Which brings us right up to date. I have a place in the 2017 Paris Marathon (spotting the pattern yet?) and so far training has gone well, although I am conscious that I’m now hitting the stage where things are more likely to go wrong. Still, I believe that I was simply unlucky at the tail end of 2016. I don’t really consider my hip problem then to be an injury as nothing was damaged, it was more of a reaction to operating with greater mobility and a lack of strength. Rather than a training error, this was simply bad luck. I also believe that I got the pattern of my training right and have continued to work with that in my current cycle.

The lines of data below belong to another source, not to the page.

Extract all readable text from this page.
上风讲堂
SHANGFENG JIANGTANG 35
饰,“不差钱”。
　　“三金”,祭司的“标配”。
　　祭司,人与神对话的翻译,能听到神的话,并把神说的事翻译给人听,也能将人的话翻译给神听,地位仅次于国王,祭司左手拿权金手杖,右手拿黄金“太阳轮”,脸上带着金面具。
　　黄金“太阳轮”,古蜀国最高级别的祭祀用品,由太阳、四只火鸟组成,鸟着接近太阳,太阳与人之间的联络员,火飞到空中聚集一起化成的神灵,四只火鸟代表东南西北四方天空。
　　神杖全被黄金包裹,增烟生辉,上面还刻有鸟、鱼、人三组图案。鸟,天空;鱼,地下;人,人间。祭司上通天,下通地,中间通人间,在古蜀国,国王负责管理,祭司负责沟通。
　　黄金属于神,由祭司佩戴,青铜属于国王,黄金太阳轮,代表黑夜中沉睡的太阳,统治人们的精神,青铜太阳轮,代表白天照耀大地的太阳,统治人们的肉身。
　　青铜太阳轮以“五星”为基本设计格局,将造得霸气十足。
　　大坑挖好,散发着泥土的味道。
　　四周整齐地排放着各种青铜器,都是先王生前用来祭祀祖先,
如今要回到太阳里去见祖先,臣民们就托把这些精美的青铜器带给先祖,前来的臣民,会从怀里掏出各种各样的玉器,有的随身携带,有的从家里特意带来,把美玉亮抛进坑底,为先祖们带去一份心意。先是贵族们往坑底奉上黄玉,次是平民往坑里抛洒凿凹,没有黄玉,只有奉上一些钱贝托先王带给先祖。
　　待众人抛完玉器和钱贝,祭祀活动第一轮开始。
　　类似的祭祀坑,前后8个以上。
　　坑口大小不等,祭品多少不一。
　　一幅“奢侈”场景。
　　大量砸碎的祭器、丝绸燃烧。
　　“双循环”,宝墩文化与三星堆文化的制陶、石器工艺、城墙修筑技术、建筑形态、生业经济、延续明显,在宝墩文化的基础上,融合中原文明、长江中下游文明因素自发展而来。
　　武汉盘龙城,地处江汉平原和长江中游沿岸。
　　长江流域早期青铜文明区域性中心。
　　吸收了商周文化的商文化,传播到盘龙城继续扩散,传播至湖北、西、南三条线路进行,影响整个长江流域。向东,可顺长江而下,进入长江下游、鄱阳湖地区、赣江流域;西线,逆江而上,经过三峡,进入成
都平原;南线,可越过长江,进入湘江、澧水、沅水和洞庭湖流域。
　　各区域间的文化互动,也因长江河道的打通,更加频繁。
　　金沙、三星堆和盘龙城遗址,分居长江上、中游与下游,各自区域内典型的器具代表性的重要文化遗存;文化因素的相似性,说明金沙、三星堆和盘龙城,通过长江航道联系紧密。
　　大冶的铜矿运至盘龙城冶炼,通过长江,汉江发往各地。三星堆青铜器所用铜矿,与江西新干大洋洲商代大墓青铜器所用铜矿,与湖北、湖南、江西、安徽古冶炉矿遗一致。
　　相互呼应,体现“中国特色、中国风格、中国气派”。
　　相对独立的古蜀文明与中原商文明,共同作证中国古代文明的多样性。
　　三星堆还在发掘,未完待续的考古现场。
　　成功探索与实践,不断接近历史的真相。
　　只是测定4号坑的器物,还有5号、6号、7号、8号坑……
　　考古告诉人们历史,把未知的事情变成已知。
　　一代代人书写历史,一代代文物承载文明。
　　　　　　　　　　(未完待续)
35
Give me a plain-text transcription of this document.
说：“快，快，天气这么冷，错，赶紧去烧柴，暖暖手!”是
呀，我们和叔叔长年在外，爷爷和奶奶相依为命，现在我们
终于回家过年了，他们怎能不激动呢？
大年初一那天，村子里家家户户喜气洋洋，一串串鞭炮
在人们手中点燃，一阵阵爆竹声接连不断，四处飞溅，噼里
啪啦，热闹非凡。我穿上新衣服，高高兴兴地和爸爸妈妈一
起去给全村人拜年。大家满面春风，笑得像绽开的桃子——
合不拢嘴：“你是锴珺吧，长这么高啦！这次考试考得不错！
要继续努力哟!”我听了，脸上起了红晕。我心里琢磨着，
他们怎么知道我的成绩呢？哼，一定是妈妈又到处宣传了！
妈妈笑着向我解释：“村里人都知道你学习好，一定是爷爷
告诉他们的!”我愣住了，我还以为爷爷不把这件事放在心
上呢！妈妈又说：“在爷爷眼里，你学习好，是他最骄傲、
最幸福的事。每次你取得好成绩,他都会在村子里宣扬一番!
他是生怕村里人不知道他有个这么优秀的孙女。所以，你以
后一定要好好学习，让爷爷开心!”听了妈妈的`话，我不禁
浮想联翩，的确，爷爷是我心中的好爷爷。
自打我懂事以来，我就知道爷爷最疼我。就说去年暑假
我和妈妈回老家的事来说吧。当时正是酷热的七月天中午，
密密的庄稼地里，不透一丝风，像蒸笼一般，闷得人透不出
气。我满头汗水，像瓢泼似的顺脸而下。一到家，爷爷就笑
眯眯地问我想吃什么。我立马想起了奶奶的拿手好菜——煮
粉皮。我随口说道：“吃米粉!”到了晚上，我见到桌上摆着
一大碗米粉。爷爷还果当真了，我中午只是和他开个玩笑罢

At this point, I am further into the training than I was in the autumn and I continue to prioritise strength work for my hips and core in my PT sessions. I’m also using yoga to help me stay flexible, having regular sports massages, trying to prioritise rest and listening very carefully to my body. So far it seems happy and I’m hopeful that this time I can complete a successful cycle of training and prove that my roller coaster journey to date has finally levelled out to a much smoother path. Regular readers have perhaps been following my training in my weekly updates, and with just 6 weeks to go, I’m still feeling optimistic. Only time will tell if I can finally reach my goal and use the (often hard) lessons from my marathon journey to find what I’m looking for. Wish me luck!
Tell me about your marathon journey. Have there been many bumps in the road for you?
Do you have a favourite marathon experience?